Nascida em 1920, em Cachoeira Paulista, no interior de São Paulo, e considerada a primeira escritora negra a se projetar nacionalmente, Ruth Guimarães publicou mais de 50 obras entre romance, contos, crônicas, poemas e traduções. Ela estreou na literatura em 1946, publicando seu primeiro e único romance, Água Funda, em que retrata a vida caipira no sul de Minas Gerais cujo enredo se passa em uma fazenda do sul de Minas Gerais entre a abolição da escravatura e o início do século 20.
Ruth fez aqui uma original reconstituição etnográfica da linguagem caipira, aproximando-a das pesquisas de Mário de Andrade, de quem foi aluna e que trabalhou também com a cultura popular e com o que ambos chamavam de “língua brasileira”.
Alfabetizada muito cedo, já lia os jornais locais aos 5 anos de idade. Aos 10, publicou seus primeiros poemas nas páginas dos periódicos de sua região. Embora tenha nascido no Estado de São Paulo, Ruth passou boa parte da infância em Minas Gerais, em uma fazenda que era administrada por seu pai, onde conviveu com o povo caipira, recolhendo boa parte das histórias orais que formam sua obra literária.
Ainda antes de completar 18 anos, em 1938, Ruth Guimarães mudou-se para São Paulo e entrou no curso de Filosofia da Faculdade de Letras e Filosofia da USP. Nessa época, começou a trabalhar em um laboratório farmacêutico e a participar de reuniões promovidas pelo escritor Amadeu de Queiroz no porão da Drogaria Baruel. Lá, conheceu autores como Menotti Del Picchia, Jorge Amado, Péricles Eugênio da Silva Ramos e Edgard Cavalheiro.

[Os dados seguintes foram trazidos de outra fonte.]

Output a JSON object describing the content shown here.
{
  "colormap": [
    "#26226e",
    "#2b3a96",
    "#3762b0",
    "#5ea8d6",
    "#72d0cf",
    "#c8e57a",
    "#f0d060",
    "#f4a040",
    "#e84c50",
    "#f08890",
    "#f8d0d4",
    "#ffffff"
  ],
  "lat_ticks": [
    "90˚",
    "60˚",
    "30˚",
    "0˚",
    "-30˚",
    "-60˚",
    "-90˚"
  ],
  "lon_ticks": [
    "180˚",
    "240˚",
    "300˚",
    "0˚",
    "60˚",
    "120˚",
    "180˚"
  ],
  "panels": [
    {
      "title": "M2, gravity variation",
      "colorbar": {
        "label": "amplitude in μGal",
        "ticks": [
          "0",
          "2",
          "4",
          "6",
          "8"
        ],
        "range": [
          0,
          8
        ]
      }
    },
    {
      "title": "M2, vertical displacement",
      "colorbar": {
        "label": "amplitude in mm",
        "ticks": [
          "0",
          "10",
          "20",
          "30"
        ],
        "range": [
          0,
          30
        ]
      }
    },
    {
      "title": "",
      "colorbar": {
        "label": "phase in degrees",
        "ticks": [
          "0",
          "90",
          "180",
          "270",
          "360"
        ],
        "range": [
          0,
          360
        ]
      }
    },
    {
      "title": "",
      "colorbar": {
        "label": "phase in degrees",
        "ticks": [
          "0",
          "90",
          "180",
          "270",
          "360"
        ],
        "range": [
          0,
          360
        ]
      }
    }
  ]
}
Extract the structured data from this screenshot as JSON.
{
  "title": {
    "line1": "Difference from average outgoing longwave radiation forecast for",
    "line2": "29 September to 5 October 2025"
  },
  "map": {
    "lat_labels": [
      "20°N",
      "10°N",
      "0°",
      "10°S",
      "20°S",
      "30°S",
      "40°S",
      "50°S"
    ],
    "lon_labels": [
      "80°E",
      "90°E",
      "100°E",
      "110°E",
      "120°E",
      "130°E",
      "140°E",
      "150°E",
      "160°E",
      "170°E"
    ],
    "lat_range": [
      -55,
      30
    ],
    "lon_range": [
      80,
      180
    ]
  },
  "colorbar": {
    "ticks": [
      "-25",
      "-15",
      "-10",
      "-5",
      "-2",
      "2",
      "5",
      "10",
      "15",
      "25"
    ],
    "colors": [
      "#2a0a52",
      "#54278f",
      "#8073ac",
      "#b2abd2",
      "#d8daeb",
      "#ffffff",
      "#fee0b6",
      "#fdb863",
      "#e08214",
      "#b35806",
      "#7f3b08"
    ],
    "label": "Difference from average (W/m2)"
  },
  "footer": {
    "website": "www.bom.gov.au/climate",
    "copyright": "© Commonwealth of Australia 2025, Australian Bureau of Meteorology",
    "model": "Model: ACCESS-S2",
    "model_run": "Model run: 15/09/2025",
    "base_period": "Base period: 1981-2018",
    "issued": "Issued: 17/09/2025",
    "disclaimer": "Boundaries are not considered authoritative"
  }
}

Foi Cavalheiro quem a ajudou a publicar, em 1950, seu segundo livro, Os Filhos do Medo. Editado pela Editora da Livraria do Globo, foi lançado em um evento conjunto com Sagarana, de Guimarães Rosa, e Praia Viva, de Lygia Fagundes Telles. A escritora recebeu elogios de Érico Veríssimo e do respeitado crítico literário Antônio Cândido.
Ruth também passou a atuar como jornalista — publicou em grandes jornais como O Estado de S. Paulo e Folha de S.Paulo, além de atuar como tradutora, inclusive traduzindo obras do latim para o português. E, em sua cidade natal, trabalhou como professora. Casou-se com um primo, com quem teve nove filhos — oito deles com problemas de saúde, sendo que três portadores de síndrome de Alport, doença hereditária progressiva associada ao comprometimento renal, auditivo e oftalmológico.
Em 2007, em depoimento concedido ao Museu Afro Brasil, ela afirmou que “assim como somos um povo mestiço, todo cheio de misturas de todo jeito, a nossa literatura também é toda feita de pedaços de textos, de arrumações aqui e ali. Minha literatura é isso também. Eu conto a história da roça, de gente da roça, do caipira. Eu também sou caipira, modéstia à parte. Eu não me importei muito se havia uma tendência, ou se havia uma inclinação para contar a história do preto; como eu também sou misturada, o meu livro é misturado. Como eu sou brasileira, nesse sentido de brasileiro todo um pouco para lá, um pouco para cá, o meu livro também é assim, um pouco para lá, um pouco para cá”. Ela enfatizava que era necessário “saber da raiz negra de onde viemos”. “A história negra está por fazer, a literatura negra está por fazer, a poesia está por fazer”, disse.
A escritora tomou posse na cadeira 22 da Academia Paulista de Letras em 2008 e, mesmo após os 90 anos, seguia pesquisando contos do folclore paulista. Ela morreu em 2014, em decorrência de complicações da diabetes.
Em 2020 foram publicados ainda dois livros inéditos da autora, Contos Negros e Contos Índios. E outros dois devem chegar às livrarias em 2021 — Contos da Terra e do Céu e Contos de Encantamento.